Je conçois que la scène est étrange.

– On se sent plus en sécurité à la lumière.

En vérité, je suis anxieux même sous l’ampoule. La situation m’échappe, je me sens impuissant. Tous ces inconnus avec tous leurs avis sur la question ne m’aident pas. J’aurais dû rester chez moi. Sauf que si je l’avais fait, Liam aurait pu se retrouver en panne dans le désert sans eau.

– Disons que depuis que le cri a résonné, nous nous posons des questions, explique Myrtha. Nous sommes tous sortis de nos chambres pour tenter d’en savoir plus. Ensuite, la lumière s’est éteinte. Ce n’était pas pour nous rassurer. Mais comme cette ampoule est toujours alimentée, nous pensons qu’il ne s’agit pas d’une simple coupure.

Pendant que la jeune femme fait le résumé de la situation, je me remémore le hurlement. Est-ce qu’il serait possible qu’il s’agisse de celui de sa fille ? D’ailleurs, est-ce que ce ne serait pas la femme de ménage, sa fille ? Comment poser la question qui me brûle les lèvres ?

– Le cri…

Neslie frissonne à cette évocation. Elle en est arrivée à la même conclusion que moi.

– Dès que je l’ai entendu, je me suis mise à sa recherche. Cacilie est ma fille unique. Je fais mon possible pour elle. Si jamais il lui arrivait malheur…

La détresse dans sa voix est perceptible. Elle me fend le cœur.

– Vous aussi, vous êtes cliente de ce motel ?

– Oui. Enfin, je suis une résidente permanente. Je… J’habite ici, à l’année.
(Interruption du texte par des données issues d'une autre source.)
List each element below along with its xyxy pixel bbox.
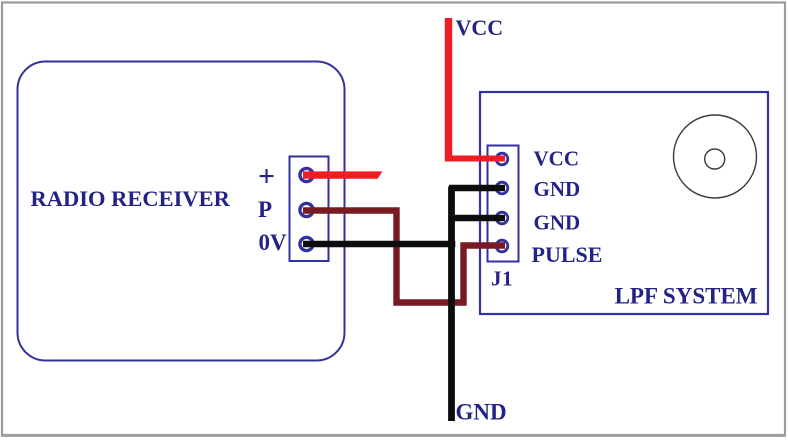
block LPF SYSTEM — [480, 92, 768, 314]
svg-text:P: P — [258, 197, 272, 222]
svg-text:J1: J1 — [491, 267, 513, 291]
svg-text:RADIO RECEIVER: RADIO RECEIVER — [31, 186, 231, 211]
connector header (radio receiver) — [290, 157, 329, 262]
wire GND to pin2 (black) — [449, 185, 505, 192]
pin 0V — [300, 237, 313, 250]
wire GND to pin3 (black) — [449, 215, 505, 222]
svg-text:GND: GND — [456, 400, 507, 425]
connector J1 — [488, 146, 519, 262]
pin 3 GND — [496, 212, 508, 224]
svg-text:VCC: VCC — [534, 147, 580, 171]
pin + — [300, 168, 313, 181]
svg-text:GND: GND — [534, 211, 581, 235]
wire VCC horizontal (red) — [445, 156, 505, 162]
wire 0V (black) — [303, 241, 455, 248]
wire P to PULSE (maroon) — [303, 211, 505, 303]
svg-text:+: + — [258, 160, 275, 193]
pin 2 GND — [496, 182, 508, 194]
svg-text:VCC: VCC — [456, 15, 504, 40]
svg-text:GND: GND — [534, 177, 581, 201]
wire GND vertical (black) — [448, 187, 455, 422]
pin 1 VCC — [496, 153, 508, 165]
svg-text:PULSE: PULSE — [532, 242, 603, 267]
pin P — [300, 203, 313, 216]
wire VCC (red) — [445, 18, 452, 162]
svg-text:0V: 0V — [258, 230, 287, 255]
svg-text:LPF SYSTEM: LPF SYSTEM — [615, 284, 758, 309]
wire + stub (red) — [303, 171, 383, 178]
pin 4 PULSE — [496, 240, 508, 252]
speaker — [674, 115, 757, 198]
block RADIO RECEIVER — [18, 62, 345, 361]
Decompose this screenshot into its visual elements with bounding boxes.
Avec ma fille…

L’occasion de vérifier ma théorie se présente, et j’en profite pour prendre la parole.

– Est-ce qu’elle travaille ici ?

Les yeux bruns de Neslie ne fixent.

– De temps en temps, oui…

– Elle fait le ménage ?

Myrtha m’observe en silence. Elle ne perd pas une miette de ce qui se dit.

– Cela lui arrive. Parfois, quand Larry a besoin de quelqu’un…
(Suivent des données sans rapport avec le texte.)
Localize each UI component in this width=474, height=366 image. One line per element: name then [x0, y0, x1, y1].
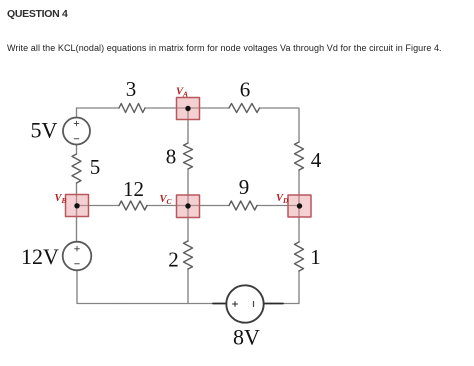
svg-text:4: 4 — [311, 148, 322, 172]
12V minus mark — [75, 263, 80, 265]
8V source left lead — [213, 303, 226, 305]
problem statement text — [7, 43, 442, 53]
svg-text:12V: 12V — [21, 244, 59, 269]
label 6 — [240, 78, 251, 102]
8V source right lead — [264, 303, 283, 305]
label 5 — [90, 155, 101, 179]
junction dot node Vd — [297, 203, 302, 208]
wire right rail resistor 1 to bottom-right corner — [298, 271, 300, 304]
svg-text:8V: 8V — [233, 325, 260, 350]
header QUESTION 4 — [7, 8, 68, 20]
voltage source 5V circle — [63, 118, 90, 145]
resistor 6 — [229, 104, 260, 113]
wire middle rail resistor 8 to node Vc — [187, 169, 189, 241]
svg-text:6: 6 — [240, 78, 251, 102]
node label Vc — [160, 194, 173, 206]
label 1 — [310, 245, 321, 269]
junction dot node Va — [185, 106, 190, 111]
node label Va — [176, 87, 188, 99]
label 4 — [311, 148, 322, 172]
svg-text:1: 1 — [310, 245, 321, 269]
voltage source 12V circle — [63, 242, 92, 271]
resistor 3 — [119, 104, 145, 113]
resistor 12 — [119, 201, 147, 210]
node Vd square — [288, 195, 311, 217]
svg-text:5V: 5V — [31, 118, 58, 143]
node label Vd — [276, 193, 289, 205]
8V minus mark — [253, 302, 255, 307]
resistor 1 — [295, 242, 304, 271]
label 2 — [168, 248, 179, 272]
wire top between resistor 3 and resistor 6 through node Va — [145, 107, 229, 109]
svg-text:VB: VB — [55, 193, 67, 205]
svg-text:VC: VC — [160, 194, 173, 206]
label 8V — [233, 325, 260, 350]
label 12V — [21, 244, 59, 269]
node Vc square — [177, 195, 200, 218]
svg-text:2: 2 — [168, 248, 179, 272]
node Va square — [177, 98, 200, 120]
label 3 — [126, 77, 137, 101]
svg-text:5: 5 — [90, 155, 101, 179]
wire middle rail node Va to resistor 8 — [187, 109, 189, 144]
8V plus mark — [233, 302, 238, 307]
wire left rail resistor 5 to node Vb to 12V source — [76, 183, 78, 242]
resistor 9 — [229, 201, 257, 210]
5V minus mark — [74, 138, 79, 140]
wire top-left corner from 5V source to resistor 3 — [77, 108, 120, 118]
resistor 2 — [184, 241, 193, 269]
12V plus mark — [75, 246, 80, 251]
5V plus mark — [74, 121, 79, 126]
label 5V — [31, 118, 58, 143]
wire middle rail resistor 2 to bottom rail — [187, 269, 189, 304]
wire right rail resistor 4 to node Vd to resistor 1 — [298, 170, 300, 242]
svg-text:3: 3 — [126, 77, 137, 101]
label 8 — [166, 145, 177, 169]
svg-text:9: 9 — [239, 175, 250, 199]
resistor 4 — [295, 142, 304, 170]
label 9 — [239, 175, 250, 199]
wire middle row resistor 9 to node Vd — [257, 205, 300, 207]
label 12 — [123, 177, 144, 201]
resistor 5 — [72, 154, 81, 183]
node label Vb — [55, 193, 67, 205]
wire left rail 12V source to bottom-left corner — [77, 270, 120, 304]
svg-text:12: 12 — [123, 177, 144, 201]
wire left rail 5V source to resistor 5 — [76, 145, 78, 155]
svg-text:VD: VD — [276, 193, 289, 205]
wire middle row resistor 12 to node Vc to resistor 9 — [147, 205, 229, 207]
svg-text:VA: VA — [176, 87, 188, 99]
node Vb square — [66, 195, 89, 217]
wire bottom rail right of 8V source — [283, 303, 299, 305]
wire bottom rail left of 8V source — [120, 303, 214, 305]
wire middle row node Vb to resistor 12 — [77, 205, 119, 207]
svg-text:8: 8 — [166, 145, 177, 169]
junction dot node Vb — [74, 203, 79, 208]
voltage source 8V circle — [226, 285, 263, 322]
junction dot node Vc — [185, 203, 190, 208]
wire top-right corner from resistor 6 down to resistor 4 — [260, 108, 300, 142]
resistor 8 — [184, 143, 193, 169]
Le regard de la mère se pose sur nous puis sur ceux qui sont baignés par la lumière de l’ampoule.

– Il y a beaucoup de clients ce soir… C’est possible qu’il lui ait demandé de faire le ménage.
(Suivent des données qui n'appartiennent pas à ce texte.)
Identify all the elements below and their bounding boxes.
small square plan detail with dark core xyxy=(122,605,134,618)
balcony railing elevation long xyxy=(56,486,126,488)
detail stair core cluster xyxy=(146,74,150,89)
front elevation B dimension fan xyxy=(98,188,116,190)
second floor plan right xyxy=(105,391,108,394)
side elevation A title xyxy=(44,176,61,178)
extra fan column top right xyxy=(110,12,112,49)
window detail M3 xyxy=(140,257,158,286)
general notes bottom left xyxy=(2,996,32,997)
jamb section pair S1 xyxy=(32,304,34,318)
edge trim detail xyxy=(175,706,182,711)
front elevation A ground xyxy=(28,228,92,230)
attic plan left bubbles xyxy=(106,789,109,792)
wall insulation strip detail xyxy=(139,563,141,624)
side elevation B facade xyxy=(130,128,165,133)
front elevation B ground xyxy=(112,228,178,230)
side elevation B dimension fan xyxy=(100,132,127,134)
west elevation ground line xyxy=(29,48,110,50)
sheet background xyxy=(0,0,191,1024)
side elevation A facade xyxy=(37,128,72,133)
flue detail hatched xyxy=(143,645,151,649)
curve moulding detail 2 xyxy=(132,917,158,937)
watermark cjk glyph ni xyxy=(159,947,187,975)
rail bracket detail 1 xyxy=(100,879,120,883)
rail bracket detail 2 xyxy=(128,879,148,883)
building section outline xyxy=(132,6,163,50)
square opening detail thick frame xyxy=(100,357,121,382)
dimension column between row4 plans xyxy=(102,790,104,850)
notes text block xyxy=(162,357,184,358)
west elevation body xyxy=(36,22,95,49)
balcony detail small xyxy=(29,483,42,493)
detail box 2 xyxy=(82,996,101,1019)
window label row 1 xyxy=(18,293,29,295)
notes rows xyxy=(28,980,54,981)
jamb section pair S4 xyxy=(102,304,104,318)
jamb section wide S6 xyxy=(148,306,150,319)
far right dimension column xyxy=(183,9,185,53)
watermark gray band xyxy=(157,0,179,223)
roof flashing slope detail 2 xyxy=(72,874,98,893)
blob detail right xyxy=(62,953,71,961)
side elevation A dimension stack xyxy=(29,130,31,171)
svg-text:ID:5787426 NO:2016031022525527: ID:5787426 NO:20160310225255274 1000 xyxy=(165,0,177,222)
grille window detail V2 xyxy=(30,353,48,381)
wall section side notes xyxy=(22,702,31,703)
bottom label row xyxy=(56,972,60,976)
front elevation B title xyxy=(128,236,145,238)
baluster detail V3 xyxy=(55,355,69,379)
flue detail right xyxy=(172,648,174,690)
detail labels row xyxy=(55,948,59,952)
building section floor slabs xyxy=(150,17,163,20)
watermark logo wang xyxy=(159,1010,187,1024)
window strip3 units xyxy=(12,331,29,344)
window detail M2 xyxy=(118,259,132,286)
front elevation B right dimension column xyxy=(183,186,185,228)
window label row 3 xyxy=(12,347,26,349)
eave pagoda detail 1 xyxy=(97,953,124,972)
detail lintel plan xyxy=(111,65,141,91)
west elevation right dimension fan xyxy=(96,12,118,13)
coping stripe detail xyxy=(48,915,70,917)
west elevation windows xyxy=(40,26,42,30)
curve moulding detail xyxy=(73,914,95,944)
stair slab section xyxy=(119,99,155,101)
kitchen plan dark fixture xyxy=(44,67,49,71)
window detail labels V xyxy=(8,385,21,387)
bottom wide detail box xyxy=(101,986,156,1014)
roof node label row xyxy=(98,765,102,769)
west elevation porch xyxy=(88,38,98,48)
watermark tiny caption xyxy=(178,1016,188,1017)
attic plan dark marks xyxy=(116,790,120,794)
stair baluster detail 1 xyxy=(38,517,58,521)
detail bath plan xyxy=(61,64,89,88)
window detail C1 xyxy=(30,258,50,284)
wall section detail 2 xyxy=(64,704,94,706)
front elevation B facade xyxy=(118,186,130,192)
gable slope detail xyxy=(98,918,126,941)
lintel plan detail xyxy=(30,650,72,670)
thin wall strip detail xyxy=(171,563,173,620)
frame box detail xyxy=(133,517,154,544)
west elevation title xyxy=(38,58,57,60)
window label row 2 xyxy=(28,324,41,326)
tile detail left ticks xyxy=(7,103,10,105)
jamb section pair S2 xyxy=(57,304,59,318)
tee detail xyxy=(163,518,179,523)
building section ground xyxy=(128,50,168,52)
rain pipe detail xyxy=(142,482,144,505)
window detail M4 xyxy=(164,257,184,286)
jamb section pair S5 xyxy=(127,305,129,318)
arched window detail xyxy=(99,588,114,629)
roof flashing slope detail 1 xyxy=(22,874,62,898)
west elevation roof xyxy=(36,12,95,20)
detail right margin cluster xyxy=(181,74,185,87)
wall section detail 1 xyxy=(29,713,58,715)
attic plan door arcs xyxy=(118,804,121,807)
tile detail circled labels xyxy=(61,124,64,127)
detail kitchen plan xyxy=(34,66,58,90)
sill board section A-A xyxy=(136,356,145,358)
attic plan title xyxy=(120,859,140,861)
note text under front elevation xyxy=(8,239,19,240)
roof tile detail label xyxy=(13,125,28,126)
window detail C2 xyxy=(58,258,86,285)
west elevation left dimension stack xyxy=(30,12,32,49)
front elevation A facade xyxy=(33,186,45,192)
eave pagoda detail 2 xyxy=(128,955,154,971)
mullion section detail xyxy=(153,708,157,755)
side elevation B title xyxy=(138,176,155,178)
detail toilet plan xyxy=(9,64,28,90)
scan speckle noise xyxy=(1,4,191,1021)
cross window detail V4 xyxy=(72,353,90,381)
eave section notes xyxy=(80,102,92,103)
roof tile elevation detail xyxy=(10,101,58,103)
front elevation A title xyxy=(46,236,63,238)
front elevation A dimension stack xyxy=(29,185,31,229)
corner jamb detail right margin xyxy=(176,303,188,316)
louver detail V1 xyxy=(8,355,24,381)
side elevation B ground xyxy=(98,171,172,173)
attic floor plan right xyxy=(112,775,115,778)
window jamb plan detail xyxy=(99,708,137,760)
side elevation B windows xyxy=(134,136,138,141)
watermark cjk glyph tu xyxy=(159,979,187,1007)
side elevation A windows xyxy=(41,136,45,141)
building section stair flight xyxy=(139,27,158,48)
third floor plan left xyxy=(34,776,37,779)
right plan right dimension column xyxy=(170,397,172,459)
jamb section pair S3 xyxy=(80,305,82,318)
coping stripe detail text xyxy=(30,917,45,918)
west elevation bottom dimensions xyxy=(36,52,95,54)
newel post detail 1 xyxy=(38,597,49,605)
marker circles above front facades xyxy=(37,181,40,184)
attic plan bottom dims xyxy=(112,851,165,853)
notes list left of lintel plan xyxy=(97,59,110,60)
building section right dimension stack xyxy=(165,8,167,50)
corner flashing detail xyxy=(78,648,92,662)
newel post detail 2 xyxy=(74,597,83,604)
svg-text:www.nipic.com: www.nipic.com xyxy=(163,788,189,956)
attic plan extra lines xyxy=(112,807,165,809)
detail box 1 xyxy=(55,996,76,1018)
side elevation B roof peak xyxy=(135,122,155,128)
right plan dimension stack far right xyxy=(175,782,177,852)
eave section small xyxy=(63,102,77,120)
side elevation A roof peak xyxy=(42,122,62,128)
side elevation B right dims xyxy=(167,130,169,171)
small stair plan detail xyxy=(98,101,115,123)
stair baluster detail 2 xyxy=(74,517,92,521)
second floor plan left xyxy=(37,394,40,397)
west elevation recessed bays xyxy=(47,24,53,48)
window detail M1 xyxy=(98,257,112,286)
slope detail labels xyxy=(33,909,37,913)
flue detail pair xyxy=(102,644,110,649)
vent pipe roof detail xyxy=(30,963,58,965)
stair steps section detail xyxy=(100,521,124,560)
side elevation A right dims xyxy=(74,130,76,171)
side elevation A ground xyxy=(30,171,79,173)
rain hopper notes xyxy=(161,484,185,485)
J’ignore qui est Larry, mais je pense tout de suite au type de l’accueil.

– Venez, nous allons en parler avec mon petit-ami. Il vous écoutera.

Ma main de la rousse tient toujours le bras de Neslie. Avec un large sourire, elle l’incite à le suivre. J’admire sa façon de faire, même si je vois pas trop ce que le barbu pourrait faire.